Nunca falei disso aqui, mas há alguns anos, num desses intensos períodos de questionamentos existenciais que me acometem sazonalmente, encasquetei de estudar teologia e me envolvi com um grupo de voluntários de uma ordem religiosa.

Assim como a ordem dos Franciscanos, suportavam (na total abrangência significativa da palavra) marginalizados pela sociedade: mendigos, adictos, prostitutas, travestis, membros de tribos urbanas e quetais.

Depois de um período de treinamento teórico, estudando desde abordagem até defesa pessoal, saímos finalmente a campo. No começo foi bem difícil. Fiquei assustada. Você chega com uma idéia idiota e ingênua de que essas pessoas estão desesperadas por atenção, mas qual! Fomos xingados, achincalhados, vaiados. Fomos alvo de diversos objetos, desde frutas a sapatos de salto vagabundos e garrafas vazias de pinga. Foi assim sucessivas vezes.

Queriam-nos longe dali. Afastávamos os clientes, diziam as putas e os travestis. Afastávamos os compradores, diziam os traficantes. Chamávamos a atenção dos transeuntes e principalmente da polícia, que rondava as cercanias de tempos em tempos, ” para a nossa segurança”, diziam. E isso era ruim para os comuns àquela região.

 Pensei bastante em desistir, mas, apesar do paralelo não ser lá muito feliz, sentia como se estivesse conquistando a confiança de um animal machucado: primeiro as mordidas e, até ele entender que você não quer seu mal, vai um tempo.

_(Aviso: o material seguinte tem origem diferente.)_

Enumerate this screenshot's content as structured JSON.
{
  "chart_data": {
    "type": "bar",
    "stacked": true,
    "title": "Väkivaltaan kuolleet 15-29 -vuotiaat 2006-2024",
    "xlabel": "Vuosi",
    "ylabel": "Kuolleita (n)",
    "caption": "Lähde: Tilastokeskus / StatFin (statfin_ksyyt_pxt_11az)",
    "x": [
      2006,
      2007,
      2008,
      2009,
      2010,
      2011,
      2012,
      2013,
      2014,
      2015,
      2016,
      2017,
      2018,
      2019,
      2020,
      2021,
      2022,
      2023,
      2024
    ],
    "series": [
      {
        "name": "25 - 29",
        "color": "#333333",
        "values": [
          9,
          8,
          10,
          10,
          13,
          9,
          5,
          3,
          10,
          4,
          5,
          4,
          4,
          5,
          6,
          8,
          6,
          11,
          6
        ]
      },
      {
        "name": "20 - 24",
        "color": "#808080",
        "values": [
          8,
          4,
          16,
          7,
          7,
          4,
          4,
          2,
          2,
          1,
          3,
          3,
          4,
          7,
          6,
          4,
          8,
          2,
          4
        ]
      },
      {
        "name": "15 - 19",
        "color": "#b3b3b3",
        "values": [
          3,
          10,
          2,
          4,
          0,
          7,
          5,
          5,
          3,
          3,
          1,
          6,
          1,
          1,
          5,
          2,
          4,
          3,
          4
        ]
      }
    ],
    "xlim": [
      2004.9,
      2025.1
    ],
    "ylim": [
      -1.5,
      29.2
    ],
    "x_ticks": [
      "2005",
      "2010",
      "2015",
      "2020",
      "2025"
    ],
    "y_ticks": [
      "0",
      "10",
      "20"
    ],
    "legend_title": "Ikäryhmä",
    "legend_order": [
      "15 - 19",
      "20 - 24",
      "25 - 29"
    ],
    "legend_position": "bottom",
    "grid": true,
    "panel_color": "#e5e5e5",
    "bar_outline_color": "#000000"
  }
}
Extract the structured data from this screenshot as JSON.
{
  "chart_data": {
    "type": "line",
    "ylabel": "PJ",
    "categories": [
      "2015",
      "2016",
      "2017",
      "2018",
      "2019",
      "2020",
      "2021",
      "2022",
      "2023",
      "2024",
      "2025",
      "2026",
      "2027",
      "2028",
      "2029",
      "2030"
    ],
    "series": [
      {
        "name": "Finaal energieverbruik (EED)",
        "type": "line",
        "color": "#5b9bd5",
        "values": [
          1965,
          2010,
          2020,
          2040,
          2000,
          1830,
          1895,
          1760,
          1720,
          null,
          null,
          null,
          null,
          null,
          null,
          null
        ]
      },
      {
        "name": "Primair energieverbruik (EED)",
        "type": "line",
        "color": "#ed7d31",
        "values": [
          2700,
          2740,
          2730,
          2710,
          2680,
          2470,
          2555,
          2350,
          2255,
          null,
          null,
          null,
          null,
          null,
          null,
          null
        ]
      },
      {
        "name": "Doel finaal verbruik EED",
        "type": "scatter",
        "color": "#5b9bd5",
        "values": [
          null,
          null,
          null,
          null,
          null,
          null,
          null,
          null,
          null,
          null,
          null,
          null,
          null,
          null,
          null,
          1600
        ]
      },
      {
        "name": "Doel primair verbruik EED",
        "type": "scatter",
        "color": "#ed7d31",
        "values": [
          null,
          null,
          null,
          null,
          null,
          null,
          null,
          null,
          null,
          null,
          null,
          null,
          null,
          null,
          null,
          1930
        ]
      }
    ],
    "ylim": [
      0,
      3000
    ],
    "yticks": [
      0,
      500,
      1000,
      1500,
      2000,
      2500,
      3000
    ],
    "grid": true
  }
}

E levou realmente um tempo, até que eu conseguisse conversar decentemente com algumas pessoas ali sem que ambas as partes se sentissem ameaçadas.

Fiquei cerca de um ano mais ou menos, frequentando a cracolândia e a região da Estação da Luz duas vezes por semana, conversando com prostitutas, travestis, drogados, ajudando com doações de roupa, remédios, literatura, o que fosse.

Mas, o que mais precisavam, por mais incrível e piegas que pareça, era de amor e atenção.

Conheci figuras interessantes. Um mendigo que havia viajado o mundo, perdido tudo e falava inglês e francês fluentemente, uma prostituta que se orgulhava de ter comprado uma casa própria e pago faculdade para os filhos com a prostituição, uma “família” de travestis (dois irmãos e um pai), um pastor que adorava pregar em prostíbulos, um traficante que possuía uma bala de revólver perdida em seu corpo e muitas crianças que de crianças já não tinham mais nada. Eram velhos em corpos infantis. Haviam tido a inocência arrancada, numa espécie de estupro emocional. A quintessência da tristeza.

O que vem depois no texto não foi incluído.